Ἄρτεμις | Diāna | 𐌄𐌌𐌖𐌕𐌓𐌀 | Artemisnote  / Diananote  / Artumenote 

https://static.tvtropes.org/pmwiki/pub/images/louvre_artemis_deesse_de_la_chasse_dite_diane_de_versailles.jpg

Artemis was the Greek goddess of hunting, wild nature, and chastity. She also helped women in childbirth and protected children, which is ironic considering she was a virgin goddess. She was sometimes identified with Selene, the goddess of the moon, and Hecate, the goddess of magic. The Romans called her Diana and considered her a triple goddess with three aspects: Diana the huntress, Luna the moon goddess, and Hecate the underworld goddess. The Etruscans identified her as Artume.

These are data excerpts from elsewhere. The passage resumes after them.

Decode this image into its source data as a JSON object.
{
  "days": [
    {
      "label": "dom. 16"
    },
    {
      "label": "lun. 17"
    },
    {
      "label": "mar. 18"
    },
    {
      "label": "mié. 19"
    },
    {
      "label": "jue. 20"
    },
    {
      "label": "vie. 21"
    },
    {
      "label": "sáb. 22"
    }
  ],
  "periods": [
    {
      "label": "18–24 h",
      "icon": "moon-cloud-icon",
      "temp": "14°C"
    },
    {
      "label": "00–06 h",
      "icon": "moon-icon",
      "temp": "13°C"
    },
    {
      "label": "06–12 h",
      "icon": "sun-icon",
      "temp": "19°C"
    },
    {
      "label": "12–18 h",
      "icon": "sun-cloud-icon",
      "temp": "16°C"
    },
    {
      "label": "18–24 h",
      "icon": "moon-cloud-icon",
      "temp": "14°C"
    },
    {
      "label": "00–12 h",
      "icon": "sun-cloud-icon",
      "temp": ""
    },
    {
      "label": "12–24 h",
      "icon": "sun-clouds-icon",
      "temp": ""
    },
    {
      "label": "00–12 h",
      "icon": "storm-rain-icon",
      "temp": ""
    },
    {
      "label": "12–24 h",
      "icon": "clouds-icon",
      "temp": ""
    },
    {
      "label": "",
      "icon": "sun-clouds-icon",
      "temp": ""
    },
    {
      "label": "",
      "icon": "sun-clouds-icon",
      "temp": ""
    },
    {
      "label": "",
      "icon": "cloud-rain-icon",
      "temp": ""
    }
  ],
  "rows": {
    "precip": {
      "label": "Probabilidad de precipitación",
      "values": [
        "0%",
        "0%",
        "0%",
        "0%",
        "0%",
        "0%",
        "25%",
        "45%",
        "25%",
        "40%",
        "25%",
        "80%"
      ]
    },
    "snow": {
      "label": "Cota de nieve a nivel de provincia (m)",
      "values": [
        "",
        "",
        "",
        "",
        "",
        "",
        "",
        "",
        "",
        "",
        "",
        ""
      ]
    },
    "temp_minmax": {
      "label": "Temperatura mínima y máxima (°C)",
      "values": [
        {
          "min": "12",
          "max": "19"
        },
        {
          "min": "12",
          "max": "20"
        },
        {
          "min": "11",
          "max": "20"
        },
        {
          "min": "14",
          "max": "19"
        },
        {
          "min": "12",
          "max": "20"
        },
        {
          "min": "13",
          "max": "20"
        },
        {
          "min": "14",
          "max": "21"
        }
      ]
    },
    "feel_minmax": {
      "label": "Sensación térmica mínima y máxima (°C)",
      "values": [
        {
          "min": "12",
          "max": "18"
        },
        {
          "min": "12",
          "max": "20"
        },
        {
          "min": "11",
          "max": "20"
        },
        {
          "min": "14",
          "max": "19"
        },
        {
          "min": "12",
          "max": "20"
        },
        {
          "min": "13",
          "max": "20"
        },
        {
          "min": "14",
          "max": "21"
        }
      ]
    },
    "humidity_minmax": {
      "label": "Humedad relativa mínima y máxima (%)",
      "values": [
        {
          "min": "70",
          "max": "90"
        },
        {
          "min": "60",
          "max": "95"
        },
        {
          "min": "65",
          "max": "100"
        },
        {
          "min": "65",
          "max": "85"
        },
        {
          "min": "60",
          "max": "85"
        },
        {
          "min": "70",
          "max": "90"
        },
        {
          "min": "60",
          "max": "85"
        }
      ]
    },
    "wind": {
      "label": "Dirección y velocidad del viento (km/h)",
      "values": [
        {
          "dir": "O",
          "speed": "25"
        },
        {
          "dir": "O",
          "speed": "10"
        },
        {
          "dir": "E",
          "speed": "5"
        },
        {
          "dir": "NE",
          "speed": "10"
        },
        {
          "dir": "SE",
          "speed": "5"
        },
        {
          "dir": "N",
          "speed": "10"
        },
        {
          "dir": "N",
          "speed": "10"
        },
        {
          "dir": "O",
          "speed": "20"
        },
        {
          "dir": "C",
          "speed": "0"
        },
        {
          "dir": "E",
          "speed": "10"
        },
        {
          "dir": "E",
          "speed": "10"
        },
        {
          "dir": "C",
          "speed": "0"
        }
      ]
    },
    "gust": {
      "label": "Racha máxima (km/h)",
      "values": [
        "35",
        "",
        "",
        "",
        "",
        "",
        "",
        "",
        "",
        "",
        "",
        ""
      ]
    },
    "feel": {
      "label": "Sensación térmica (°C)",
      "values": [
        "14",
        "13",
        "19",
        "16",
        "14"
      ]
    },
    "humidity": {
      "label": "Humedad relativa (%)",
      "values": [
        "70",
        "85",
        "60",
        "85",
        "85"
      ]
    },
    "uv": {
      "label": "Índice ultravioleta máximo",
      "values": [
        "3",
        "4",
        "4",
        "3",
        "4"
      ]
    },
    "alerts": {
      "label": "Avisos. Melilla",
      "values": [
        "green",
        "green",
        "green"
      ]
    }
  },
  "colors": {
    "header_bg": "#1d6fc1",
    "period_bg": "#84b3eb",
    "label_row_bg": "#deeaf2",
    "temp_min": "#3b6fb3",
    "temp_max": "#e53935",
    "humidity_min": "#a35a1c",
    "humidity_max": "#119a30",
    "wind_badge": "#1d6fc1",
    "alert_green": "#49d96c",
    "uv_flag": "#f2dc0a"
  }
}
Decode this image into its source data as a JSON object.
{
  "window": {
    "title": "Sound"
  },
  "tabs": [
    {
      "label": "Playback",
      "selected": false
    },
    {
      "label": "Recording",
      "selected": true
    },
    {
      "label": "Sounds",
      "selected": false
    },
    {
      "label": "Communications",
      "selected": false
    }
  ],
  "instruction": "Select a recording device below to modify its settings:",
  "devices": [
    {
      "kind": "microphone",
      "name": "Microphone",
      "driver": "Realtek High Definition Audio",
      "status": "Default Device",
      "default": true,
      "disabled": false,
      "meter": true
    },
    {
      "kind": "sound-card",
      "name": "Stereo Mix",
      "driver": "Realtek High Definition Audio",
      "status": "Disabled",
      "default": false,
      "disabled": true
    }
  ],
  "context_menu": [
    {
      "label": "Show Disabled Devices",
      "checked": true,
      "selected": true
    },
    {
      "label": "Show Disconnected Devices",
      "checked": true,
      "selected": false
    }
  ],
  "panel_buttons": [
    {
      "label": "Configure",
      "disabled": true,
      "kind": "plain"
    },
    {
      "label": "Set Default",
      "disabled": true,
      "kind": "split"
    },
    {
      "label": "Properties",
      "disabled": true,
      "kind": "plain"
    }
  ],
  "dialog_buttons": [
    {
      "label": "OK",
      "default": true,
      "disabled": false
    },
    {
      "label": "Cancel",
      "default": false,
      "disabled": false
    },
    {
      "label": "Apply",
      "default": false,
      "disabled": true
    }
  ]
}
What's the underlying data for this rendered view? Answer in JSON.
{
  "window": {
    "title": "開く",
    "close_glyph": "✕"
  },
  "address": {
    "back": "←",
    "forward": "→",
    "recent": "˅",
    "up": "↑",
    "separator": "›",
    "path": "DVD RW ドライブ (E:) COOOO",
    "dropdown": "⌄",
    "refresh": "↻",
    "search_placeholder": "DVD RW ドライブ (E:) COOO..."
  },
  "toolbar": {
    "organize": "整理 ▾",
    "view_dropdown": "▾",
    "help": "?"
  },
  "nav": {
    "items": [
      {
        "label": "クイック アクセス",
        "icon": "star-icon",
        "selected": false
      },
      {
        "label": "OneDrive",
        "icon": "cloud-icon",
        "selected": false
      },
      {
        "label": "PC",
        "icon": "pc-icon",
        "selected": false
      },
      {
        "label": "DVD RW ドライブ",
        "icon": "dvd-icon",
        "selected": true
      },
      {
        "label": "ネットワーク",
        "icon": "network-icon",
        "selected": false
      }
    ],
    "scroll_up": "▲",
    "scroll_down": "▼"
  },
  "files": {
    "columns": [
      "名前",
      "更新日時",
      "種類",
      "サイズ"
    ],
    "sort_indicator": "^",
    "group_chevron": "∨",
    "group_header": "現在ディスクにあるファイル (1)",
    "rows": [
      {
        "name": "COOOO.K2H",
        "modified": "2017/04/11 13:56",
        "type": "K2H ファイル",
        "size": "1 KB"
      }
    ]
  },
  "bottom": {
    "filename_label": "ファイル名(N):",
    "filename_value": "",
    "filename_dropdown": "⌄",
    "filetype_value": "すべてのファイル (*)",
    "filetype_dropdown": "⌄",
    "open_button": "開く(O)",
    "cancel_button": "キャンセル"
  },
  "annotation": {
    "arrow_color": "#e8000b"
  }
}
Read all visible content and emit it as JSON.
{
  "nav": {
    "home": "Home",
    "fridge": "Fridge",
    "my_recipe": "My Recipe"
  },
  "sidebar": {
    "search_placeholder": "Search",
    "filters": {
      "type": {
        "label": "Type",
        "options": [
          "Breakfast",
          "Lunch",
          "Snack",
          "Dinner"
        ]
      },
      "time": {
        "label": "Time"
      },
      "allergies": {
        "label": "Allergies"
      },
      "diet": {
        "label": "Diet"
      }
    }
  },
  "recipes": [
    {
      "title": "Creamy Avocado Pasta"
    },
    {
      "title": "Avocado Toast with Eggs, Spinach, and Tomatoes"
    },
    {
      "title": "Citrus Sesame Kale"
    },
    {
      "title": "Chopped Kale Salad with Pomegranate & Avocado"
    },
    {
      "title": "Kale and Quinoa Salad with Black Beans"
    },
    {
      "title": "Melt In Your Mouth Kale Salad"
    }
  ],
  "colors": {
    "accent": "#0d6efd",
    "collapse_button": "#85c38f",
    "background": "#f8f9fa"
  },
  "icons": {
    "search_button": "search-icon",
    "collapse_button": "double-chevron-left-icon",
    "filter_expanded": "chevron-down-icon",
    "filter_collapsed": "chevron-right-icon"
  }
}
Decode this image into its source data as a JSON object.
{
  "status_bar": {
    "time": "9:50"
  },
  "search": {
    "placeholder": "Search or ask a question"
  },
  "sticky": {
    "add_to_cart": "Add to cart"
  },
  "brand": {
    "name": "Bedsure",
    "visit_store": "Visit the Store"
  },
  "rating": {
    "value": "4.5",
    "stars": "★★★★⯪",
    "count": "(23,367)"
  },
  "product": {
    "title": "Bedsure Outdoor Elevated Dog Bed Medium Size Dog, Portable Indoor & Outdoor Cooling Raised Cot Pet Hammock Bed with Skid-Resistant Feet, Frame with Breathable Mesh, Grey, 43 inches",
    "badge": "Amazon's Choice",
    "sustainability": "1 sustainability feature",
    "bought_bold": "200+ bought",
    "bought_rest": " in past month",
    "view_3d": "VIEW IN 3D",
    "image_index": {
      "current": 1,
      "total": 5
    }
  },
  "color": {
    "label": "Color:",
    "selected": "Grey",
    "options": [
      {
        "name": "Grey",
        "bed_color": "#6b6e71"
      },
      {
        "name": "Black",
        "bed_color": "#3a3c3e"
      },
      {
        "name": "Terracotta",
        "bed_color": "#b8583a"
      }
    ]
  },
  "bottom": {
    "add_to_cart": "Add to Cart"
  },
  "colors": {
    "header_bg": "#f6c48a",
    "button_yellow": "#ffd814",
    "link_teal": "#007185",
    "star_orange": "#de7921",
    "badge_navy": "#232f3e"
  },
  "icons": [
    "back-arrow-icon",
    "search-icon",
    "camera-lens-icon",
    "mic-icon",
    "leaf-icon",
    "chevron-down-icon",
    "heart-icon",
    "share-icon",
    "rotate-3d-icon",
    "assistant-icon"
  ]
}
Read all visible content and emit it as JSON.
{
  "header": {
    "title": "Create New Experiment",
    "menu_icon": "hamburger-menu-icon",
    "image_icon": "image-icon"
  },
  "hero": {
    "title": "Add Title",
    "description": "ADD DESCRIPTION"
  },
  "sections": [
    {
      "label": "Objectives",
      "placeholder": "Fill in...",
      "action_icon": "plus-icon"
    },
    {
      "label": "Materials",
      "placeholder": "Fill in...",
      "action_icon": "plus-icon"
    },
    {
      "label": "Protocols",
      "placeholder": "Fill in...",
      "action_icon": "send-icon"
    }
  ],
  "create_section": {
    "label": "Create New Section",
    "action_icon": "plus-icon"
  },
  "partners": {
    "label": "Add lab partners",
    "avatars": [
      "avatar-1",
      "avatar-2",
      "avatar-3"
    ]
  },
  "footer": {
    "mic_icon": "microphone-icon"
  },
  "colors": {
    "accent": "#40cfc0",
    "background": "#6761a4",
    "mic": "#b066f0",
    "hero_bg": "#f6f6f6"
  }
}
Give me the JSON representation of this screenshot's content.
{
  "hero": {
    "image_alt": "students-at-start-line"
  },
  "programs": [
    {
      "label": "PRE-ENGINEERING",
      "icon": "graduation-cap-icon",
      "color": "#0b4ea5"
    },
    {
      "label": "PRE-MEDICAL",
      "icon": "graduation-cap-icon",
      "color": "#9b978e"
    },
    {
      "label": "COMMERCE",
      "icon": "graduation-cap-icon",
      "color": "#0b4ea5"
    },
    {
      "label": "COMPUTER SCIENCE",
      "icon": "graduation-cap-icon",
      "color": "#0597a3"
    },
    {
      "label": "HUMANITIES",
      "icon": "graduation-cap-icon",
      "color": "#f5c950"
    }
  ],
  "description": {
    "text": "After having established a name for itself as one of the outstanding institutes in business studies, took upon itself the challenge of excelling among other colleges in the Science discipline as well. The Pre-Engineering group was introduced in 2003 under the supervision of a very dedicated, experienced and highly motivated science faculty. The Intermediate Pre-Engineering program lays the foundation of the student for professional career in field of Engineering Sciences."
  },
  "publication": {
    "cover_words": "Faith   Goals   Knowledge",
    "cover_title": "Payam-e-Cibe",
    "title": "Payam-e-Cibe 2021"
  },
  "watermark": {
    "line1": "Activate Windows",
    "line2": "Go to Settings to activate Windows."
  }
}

  • A Boy and His X: In Artemis's case, it's a goddess and her 14 magical hunting dogs and pack of bull sized deer.
  • Accidental Murder: In one version of the story, she fell in love with Orion and was going to marry him, no matter how much Apollo tried to change her mind. So he pointed at a small "dot" in the sea (Orion who was swimming) and betted that she couldn't hit it with her arrows. Of course, she could, and ended up killing Orion.
  • Action Girl: A talented archer and hunter.
  • Adaptational Badass: Despite her reputation as an Action Girl and myths that displayed her hunting skills and trickery, she wasn't shown as a full-blown warrior like Athena. Though she often is in modern adaptations. As she found out in her battle against Hera, hunting and fighting are two very different things. (see The Worf Effect below).
  • Adaptational Heroism: In many modern adaptations, Artemis will often be portrayed as one of the kinder and more reasonable gods amid the antics of the other Jerkass Gods. But in the original myths Artemis was just as capricious and volatile as the rest of them. In fact, Artemis was particularly fickle even by Greek goddess standards.
  • Adaptational Sexuality:
    • Despite being said to be one of the 3 beings Aphrodite holds no power against, according to Pseudo-Hyginus the poet Istrus says that she was in love with Orion, though it was never consummated.
    • Pre-identification with Artemis, Diana may have been the wife or mother of Janus. However post-identification with Selene the love story of Endymion is sometimes attached to her.[1]
  • Adorably Precocious Child: Artemis popped out of her mother painlessly and then, as an infant, immediately helped her mom give birth to her twin brother. She then went to Olympus to ask her dad Zeus for wishes, with no hesitation. Zeus was taken with her instantly and remarked upon how precious she was.
  • All Amazons Want Hercules: The only man she may have been interested in, depending on your myth, is the great hunter Orion. Unfortunately, Apollo disapproved of their relationship and tricked Artemis into killing him.
  • All Wishes Granted: In Artemis's childhood stories, she asks her father for ten wishes. And guess what? He grants every single one of them! Zeus must have been feeling extra generous that day, he promised her everything she asked and even some things she didn't!
  • All Your Powers Combined: As a multifaceted goddess, Diana wielded an impressive combo of domains from her three key aspects — Luna, Diana, and Hecate. Said to be a goddess with power over Heaven, Earth, and the Underworld.
    • Luna (Heaven) governed the moon itself — its phases, cycles, and all the occult associations of the night sky.
    • As Diana (Earth), she ruled hunting, animals, nature, virginity, transitions, childbirth, crossroads, girls and women, slaves and plebeians.
    • As witchy Hecate (Underworld), she commanded magic, ghosts, darkness and the Underworld.
  • Amazon Brigade: Had a train of nymphs assisting her in her hunts. They were sworn to virginity and, in some stories, punished if they broke their oath.
  • Animal Assassin: Artemis often utilized animals to carry out her wrath, like turning Actaeon into a stag and letting his own hunting dogs tear him apart.
  • Animal Lover: As goddess of the wilderness and wildlife, it's no surprise Artemis is the protector of animals. She loved not just human infants, but baby animals too. Hunters spared the weak and young in her honor, as she nurtured all creatures with dew and eased their births under the full moon's glow.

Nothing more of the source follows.